16 Your eyes saw my unformed body;

    all the days ordained for me were written in your book

    before one of them came to be.

17 How precious to me are your thoughts, God!

    How vast is the sum of them!

18 Were I to count them,

    they would outnumber the grains of sand—

    when I awake, I am still with you.


This may seem kind of silly - but thinking about how much God thinks about me - gave me peace. Staring at the gazillion grains of sand and putting into perspective how many thoughts that actually sums up to - let me know I could never outhink God. Haha! And if He is constantly thinking about me then I could take some time off from overthinking and just leave it in His hands. As Christians we are supposed to do that anyway - but it is literally always easier said than done. So - I chose that moment to lay my thoughts down in the sand with God’s thoughts and focus on relaxing and enjoying being in the moment. I turned back towards the ocean one more time, closed my eyes, felt the breeze on my face and focused on every surface the wind touched. I felt it blow through my eyelashes, the wisps of hair that grazed my face, the intense smell of the ocean filled me as I took deep relaxing breaths. Chill bumps popped up on my arms and legs as the waves crashed and the chilly water splashed up on me. My lips tasted the salt and my cheeks felt kissed by the sun. It was a good moment. It felt good to let go and let God guide me there… even if just for a moment.  

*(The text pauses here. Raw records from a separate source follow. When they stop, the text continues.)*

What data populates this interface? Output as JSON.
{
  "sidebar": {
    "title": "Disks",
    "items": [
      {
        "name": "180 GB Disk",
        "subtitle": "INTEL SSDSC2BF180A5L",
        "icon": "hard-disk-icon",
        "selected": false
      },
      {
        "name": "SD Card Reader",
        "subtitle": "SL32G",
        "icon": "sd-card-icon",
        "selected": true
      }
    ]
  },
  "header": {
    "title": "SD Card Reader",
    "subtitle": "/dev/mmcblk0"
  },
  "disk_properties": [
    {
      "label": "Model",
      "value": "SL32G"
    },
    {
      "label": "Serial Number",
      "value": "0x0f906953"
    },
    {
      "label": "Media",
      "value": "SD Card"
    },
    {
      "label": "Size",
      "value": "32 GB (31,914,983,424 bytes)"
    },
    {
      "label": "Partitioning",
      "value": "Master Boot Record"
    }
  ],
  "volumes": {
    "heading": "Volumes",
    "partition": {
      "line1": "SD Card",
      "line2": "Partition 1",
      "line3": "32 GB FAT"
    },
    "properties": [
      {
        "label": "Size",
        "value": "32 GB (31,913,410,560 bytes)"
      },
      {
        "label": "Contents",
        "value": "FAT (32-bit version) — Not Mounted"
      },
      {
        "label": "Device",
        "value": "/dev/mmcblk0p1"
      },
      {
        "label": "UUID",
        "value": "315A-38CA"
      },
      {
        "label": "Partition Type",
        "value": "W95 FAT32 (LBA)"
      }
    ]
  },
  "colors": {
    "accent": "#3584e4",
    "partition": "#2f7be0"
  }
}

I’d love to tell you that my entire trip was filled with moments like this - it wasn’t. However, it was a good trip. It was a start and I’ll take it. Moving forward is always better than moving backwards. I’m learning to take it day by day, I’m focusing on not overthinking which is hilarious because I have to think about not overthinking… and I am practicing being in the moment. And I have to say - I have had some pretty incredible moments these last few weeks.

My encouragement to you is this - God loves you. He knows you are not perfect - that’s where the whole Jesus died for you comes into play. You are fearfully and wonderfully made. You are uniquely you. There is no one else on the planet like you. It’s okay to have bad days, it’s okay to overthink sometimes, it’s okay to fall down, it’s okay to cry and feel stressed and anxious. Just don’t stay there. Society has painted this crazy picture of what perfect looks like - but guess what - there is no such thing as perfect. Practice taking things day by day, minute by minute if you have to and take time out during those special moments of your life to be present - actually be in the moment. Don’t let it pass you by. If you are like me - you’ll have to practice it - but that’s okay too… be blessed my friends. Walk in love and live by faith. God will never let you down and He loves you more than any words can articulate.